The Hamilton Primary School is a historic school building located 200 ft on 107 E. Main Street in Otterville, Illinois. The two-story Italianate building was constructed in 1873 using limestone from the original school building, which was built in 1835. The original school was the first free and integrated school in the United States. The building was added to the National Register of Historic Places on August 6, 1998.

==History==
Dr. Silas Hamilton, for whom the school is named, was born in New England. He later owned and operated a plantation in Mississippi, hoping to influence his neighbors by treating his slave humanely. His neighbors were unimpressed, and after the death of his son, Silas abandoned his dream. In 1827, he freed his 28 slaves in Cincinnati. He then moved to Illinois, settling in Otterville (then known as Gullum) in 1830. When Hamilton died in 1834, he left $4000 for the construction of a free and integrated public school. The school, which was completed in 1835, was the first free school in Illinois and the first free and integrated school in the United States. In 1839, the Illinois General Assembly legally incorporated the school. The original building was demolished in 1872, and the current school building was built from the same stone the following year.
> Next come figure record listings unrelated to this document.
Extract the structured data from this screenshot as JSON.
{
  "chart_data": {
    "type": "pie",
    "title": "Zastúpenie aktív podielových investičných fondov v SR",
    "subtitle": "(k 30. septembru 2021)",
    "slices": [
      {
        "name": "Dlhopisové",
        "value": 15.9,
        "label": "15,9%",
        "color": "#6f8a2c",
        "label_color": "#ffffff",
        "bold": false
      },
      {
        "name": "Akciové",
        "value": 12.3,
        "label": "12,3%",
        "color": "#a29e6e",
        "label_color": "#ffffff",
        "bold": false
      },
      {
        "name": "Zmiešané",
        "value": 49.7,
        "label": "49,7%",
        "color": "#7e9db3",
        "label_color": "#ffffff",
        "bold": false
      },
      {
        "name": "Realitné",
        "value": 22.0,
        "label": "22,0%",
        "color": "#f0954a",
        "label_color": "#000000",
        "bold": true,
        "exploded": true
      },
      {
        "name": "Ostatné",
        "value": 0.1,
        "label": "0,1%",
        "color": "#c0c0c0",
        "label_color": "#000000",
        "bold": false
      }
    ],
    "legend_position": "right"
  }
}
George Washington, one of Hamilton's former slaves, bequeathed $1500 upon his death in 1864 to build a monument to Hamilton. The marble monument, erected in front of the school the same year, is currently maintained by the Illinois Department of Natural Resources. A plaque in front of the Jersey County Courthouse also commemorates the school.

The school building served Otterville's students until 1971. The Otter Creek Historical Society took control of the building in 1982; however, the school has suffered from poor maintenance since then due to insufficient funding. Landmarks Illinois named the school as one of the ten most endangered historic places in Illinois in April 2014.

==Architecture==
The two-story, limestone school has an Italianate design. The limestone used to build the school came from the 1835 school building and was originally from the Hiram White Quarry in Mississippi Township; due to its local abundance, limestone was a popular building material in Jersey County in the mid-19th century. The front entrance has an arched double door below a second-floor arched section with two arched windows and an oculus; another oculus is above the opening, and a pediment tops the entrance bay. The other first- and second-story windows are tall and narrow with arched hoods. The school's roof has wide eaves with decorative brackets and is topped by a cupola.